ケイパビリティを重視した経営を成功させるためのポイント
ケイパビリティを重視した戦略には、ケイパビリティベース競争戦略とダイナミックケイパビリティ競争戦略とがあります。
ケイパビリティベース競争戦略とは、独自のケイパビリティを活用することにより競争優位を構築する戦略です。
ダイナミックケイパビリティ競争戦略とは、ビジネス環境の変化をスピーディに認識し、それに合わせて経営資源を再構築再編成する戦略です。
現在はダイナミックケイパビリティ競争戦略の時代と言われ、市場の変化にいかに素早く対応できるかが鍵と言えます。
そのためには、自社を取り巻く経営環境の変化を見る4C分析、自社の強み弱みを内部/外部の視点で洗い出し今後の成功要因を探るSWOT/クロスSWOT分析などの実施が必要です。
ケイパビリティは「模倣可能性」「移転可能性」「代替可能性」「希少性」「耐久性」で評価可能です。

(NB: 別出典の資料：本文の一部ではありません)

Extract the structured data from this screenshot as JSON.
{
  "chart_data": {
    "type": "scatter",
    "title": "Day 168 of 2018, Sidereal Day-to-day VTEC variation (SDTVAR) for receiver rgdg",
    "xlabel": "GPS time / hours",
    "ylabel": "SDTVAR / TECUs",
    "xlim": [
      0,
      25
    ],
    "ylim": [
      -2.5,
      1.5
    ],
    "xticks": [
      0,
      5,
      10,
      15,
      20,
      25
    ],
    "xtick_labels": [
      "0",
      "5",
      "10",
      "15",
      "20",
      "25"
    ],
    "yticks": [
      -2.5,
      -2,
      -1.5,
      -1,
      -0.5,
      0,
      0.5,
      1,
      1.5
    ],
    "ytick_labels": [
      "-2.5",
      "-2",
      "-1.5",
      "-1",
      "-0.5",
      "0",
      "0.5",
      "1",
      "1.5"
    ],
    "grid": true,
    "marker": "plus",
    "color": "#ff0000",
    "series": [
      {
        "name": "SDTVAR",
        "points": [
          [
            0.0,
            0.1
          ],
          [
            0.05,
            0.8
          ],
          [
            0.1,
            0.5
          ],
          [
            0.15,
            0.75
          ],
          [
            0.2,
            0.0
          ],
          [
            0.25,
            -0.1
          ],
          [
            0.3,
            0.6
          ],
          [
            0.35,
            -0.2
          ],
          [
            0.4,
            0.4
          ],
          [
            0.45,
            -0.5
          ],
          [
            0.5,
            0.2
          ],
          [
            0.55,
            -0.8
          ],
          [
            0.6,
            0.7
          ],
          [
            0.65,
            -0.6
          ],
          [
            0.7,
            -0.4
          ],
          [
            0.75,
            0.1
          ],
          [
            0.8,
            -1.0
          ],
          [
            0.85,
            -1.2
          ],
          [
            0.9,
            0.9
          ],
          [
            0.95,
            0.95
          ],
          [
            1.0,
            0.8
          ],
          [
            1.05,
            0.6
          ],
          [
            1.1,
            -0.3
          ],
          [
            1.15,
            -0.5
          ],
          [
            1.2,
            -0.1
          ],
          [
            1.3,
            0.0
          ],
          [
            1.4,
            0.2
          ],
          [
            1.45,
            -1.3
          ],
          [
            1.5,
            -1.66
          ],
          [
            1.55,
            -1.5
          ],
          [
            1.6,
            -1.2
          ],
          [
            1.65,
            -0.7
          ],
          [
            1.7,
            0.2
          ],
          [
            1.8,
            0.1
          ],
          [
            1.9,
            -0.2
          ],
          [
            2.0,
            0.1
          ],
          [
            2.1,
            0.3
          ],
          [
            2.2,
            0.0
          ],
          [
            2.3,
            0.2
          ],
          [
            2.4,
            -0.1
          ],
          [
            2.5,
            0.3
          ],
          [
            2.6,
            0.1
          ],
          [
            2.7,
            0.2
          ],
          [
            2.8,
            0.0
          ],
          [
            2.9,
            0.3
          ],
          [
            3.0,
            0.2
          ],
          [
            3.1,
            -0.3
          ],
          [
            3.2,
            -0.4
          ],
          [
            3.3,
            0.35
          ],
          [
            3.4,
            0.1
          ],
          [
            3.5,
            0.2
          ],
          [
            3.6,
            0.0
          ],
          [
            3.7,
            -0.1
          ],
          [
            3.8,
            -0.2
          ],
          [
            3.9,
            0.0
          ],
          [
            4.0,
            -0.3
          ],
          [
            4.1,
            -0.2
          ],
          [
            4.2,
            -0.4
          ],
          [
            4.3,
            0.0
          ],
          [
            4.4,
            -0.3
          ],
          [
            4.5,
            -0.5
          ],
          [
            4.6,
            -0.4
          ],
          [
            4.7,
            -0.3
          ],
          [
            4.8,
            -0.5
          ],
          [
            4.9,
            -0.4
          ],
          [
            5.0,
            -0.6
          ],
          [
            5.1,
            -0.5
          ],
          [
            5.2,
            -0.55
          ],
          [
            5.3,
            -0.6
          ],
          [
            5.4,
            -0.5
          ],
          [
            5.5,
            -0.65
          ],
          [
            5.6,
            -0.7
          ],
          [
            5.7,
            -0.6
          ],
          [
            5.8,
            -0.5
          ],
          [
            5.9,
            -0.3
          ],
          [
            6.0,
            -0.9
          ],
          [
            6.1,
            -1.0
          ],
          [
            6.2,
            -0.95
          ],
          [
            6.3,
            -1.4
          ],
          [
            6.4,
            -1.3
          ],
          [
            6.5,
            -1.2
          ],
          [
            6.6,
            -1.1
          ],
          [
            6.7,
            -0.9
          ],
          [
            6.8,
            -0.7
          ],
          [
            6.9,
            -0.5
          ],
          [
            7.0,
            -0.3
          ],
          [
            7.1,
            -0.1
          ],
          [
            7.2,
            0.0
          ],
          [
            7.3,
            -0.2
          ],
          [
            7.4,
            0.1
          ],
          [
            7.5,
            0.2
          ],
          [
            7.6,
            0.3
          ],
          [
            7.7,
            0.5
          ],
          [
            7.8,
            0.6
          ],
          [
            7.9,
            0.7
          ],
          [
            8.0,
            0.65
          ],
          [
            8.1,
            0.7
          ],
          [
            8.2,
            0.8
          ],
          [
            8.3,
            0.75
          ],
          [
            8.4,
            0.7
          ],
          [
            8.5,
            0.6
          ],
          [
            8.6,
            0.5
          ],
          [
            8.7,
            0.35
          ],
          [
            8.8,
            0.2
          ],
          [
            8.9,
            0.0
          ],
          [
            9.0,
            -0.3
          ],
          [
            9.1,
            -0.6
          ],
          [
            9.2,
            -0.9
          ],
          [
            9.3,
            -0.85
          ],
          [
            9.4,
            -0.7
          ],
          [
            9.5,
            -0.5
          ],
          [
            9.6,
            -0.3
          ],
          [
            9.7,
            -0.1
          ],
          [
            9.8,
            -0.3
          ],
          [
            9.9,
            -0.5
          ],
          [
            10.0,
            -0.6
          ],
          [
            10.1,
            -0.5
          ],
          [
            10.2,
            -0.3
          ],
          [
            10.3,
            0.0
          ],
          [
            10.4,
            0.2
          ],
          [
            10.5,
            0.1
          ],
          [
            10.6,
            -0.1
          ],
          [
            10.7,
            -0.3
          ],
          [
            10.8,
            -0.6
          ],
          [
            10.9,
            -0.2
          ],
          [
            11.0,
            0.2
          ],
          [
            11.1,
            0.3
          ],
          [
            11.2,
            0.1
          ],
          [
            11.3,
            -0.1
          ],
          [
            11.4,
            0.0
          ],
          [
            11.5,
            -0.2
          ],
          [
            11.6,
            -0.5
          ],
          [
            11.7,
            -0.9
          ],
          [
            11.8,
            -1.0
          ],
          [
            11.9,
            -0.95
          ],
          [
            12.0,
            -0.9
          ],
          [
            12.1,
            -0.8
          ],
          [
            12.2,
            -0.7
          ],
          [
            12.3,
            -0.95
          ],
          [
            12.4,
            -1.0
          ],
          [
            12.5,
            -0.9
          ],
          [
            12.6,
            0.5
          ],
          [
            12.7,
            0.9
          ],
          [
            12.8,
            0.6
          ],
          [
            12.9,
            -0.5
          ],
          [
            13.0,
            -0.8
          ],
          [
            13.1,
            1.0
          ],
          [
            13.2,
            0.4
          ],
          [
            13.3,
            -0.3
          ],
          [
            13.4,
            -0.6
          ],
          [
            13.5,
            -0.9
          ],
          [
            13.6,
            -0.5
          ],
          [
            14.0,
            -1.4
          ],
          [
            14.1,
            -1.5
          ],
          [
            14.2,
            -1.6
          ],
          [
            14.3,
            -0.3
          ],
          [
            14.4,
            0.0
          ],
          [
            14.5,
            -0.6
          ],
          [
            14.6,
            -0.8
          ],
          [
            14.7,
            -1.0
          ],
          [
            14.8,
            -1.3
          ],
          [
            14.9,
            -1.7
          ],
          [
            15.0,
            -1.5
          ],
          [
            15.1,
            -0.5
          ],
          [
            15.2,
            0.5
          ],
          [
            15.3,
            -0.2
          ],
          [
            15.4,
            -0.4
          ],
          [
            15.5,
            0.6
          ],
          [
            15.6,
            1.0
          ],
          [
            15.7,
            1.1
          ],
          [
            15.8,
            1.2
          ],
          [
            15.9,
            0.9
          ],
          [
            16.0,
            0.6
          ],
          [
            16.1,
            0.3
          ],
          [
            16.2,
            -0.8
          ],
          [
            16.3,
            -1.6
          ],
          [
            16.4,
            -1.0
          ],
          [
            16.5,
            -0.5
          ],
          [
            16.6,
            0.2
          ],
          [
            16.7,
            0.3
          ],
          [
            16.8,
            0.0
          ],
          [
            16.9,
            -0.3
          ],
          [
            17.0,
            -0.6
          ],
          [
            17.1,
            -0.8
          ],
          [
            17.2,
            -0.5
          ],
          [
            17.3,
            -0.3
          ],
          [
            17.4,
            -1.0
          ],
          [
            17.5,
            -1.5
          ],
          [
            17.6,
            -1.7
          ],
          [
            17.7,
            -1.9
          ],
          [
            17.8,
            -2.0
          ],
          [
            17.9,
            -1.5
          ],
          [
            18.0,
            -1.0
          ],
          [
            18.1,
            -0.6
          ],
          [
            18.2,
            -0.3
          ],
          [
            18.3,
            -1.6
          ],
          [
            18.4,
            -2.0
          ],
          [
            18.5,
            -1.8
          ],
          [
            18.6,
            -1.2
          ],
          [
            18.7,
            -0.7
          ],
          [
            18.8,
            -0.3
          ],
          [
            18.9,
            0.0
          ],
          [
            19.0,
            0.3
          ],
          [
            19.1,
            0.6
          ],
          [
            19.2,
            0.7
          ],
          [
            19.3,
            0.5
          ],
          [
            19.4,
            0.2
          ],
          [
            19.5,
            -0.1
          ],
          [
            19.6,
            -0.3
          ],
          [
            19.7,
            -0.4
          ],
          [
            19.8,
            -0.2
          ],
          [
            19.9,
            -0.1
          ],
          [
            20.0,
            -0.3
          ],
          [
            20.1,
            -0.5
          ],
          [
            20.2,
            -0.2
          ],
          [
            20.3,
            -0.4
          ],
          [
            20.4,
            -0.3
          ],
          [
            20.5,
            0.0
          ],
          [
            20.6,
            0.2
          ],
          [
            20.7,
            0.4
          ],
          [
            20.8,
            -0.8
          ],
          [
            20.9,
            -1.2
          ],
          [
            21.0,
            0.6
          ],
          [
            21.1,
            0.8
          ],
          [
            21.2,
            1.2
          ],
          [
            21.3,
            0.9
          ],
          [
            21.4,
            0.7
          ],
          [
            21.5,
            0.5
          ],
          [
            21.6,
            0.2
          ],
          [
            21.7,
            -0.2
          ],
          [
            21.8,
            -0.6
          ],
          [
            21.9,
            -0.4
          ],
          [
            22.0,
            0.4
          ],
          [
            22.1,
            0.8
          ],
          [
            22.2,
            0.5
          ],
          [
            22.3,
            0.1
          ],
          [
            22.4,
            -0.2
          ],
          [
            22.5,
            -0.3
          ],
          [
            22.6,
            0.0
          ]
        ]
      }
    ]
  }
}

過去現在未来の時間軸で立ち位置を俯瞰し、新たなケイパビリティを構築していくことが成功のポイントと言えるでしょう。
メリットを理解してケイパビリティを取り入れよう
ケイパビリティはビジネスプロセスそのものが強みとなり、企業の組織力が市場で価値を生み出すという考え方です。
技術は競合他社に模倣されることがあるとしても、組織力は模倣することはできません。
ビジネスプロセスは企業の資産であり、有すれば長期にわたり競争優位性を持てる期待があります。
ただし、現代は市場環境が激変し、企業は環境適応業でなければならない時代です。
持続的な成長を続けるためにはこうした環境変化への適応も必要とされ、ケイパビリティ戦略も従来のベース戦略からダイナミックケイパビリティの視点へと変わりました。
いずれにせよ自社の組織的な強みを把握し、伸ばし、地位を確立するためには柔軟でクリエイティブな戦略が必要です。
今後は日本企業においてもこうしたケイパビリティ戦略が必須となり、独自のビジネスプロセスを強化する方策が取り入れられていくでしょう。